Bei der Weiterentwicklung von Materialien aus Kunststoffen stehen die Hersteller vor einem Problem: Die synthetischen Polymermoleküle sind zu klein, um sie bei mechanischen Experimenten mikroskopisch beobachten zu können. Ein Münchener Physiker-Team hat jetzt aber ein Verfahren entwickelt, mit dem solche Untersuchungen möglich werden. In „Nature Communications“ stellen sie ihre Ergebnisse vor.
Streckt man eine Folie aus Polyethylen stark, so wird sie reißfester.

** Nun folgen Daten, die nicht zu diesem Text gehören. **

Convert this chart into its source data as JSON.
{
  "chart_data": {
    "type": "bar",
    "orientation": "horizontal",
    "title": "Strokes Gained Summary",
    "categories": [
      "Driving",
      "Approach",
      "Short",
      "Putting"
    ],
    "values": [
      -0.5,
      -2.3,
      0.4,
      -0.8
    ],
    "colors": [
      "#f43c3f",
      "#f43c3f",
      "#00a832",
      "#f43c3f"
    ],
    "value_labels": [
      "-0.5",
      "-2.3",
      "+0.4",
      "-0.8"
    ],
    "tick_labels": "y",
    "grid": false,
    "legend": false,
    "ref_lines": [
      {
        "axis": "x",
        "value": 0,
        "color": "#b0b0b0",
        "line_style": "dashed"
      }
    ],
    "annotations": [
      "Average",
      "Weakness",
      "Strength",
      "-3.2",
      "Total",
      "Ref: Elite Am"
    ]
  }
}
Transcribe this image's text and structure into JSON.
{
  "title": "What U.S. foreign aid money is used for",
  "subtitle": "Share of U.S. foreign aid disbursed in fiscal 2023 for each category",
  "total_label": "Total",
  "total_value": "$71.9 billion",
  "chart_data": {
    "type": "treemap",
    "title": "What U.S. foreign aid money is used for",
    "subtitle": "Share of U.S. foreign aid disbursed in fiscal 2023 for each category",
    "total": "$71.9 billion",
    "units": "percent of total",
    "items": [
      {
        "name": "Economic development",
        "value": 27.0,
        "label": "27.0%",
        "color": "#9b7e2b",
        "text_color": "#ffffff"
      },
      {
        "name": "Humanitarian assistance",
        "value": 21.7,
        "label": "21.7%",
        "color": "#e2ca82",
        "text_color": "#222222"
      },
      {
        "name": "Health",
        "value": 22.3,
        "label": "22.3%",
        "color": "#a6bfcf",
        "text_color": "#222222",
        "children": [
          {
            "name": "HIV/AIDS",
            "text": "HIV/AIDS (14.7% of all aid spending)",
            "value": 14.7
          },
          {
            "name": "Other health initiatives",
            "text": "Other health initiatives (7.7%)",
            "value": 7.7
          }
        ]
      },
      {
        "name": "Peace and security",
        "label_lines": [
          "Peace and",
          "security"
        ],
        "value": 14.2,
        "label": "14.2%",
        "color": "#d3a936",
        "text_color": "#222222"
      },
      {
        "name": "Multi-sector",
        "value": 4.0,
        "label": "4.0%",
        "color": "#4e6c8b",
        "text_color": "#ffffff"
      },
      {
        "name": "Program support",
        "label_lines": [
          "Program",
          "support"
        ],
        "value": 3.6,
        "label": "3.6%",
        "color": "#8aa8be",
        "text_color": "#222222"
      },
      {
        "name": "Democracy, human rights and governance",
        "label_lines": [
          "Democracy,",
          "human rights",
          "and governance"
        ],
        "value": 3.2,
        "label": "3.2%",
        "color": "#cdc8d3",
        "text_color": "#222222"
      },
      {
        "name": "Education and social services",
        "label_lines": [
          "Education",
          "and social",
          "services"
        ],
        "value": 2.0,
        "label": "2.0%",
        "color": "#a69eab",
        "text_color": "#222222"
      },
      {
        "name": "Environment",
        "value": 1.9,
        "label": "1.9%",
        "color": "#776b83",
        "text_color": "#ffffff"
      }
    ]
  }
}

Einkaufstüten können so erheblich mehr Belastung aushalten. Den Effekt schreiben Wissenschaftler einer Neuordnung der Polymerketten zu. Manche elastischen Polymere werden durch eine häufig wiederkehrende Belastung jedoch weicher. Dieses Verhalten wurde nach seinem Entdecker Mullins-Effekt genannt.
Was tun Polymerketten bei mechanischer Belastung?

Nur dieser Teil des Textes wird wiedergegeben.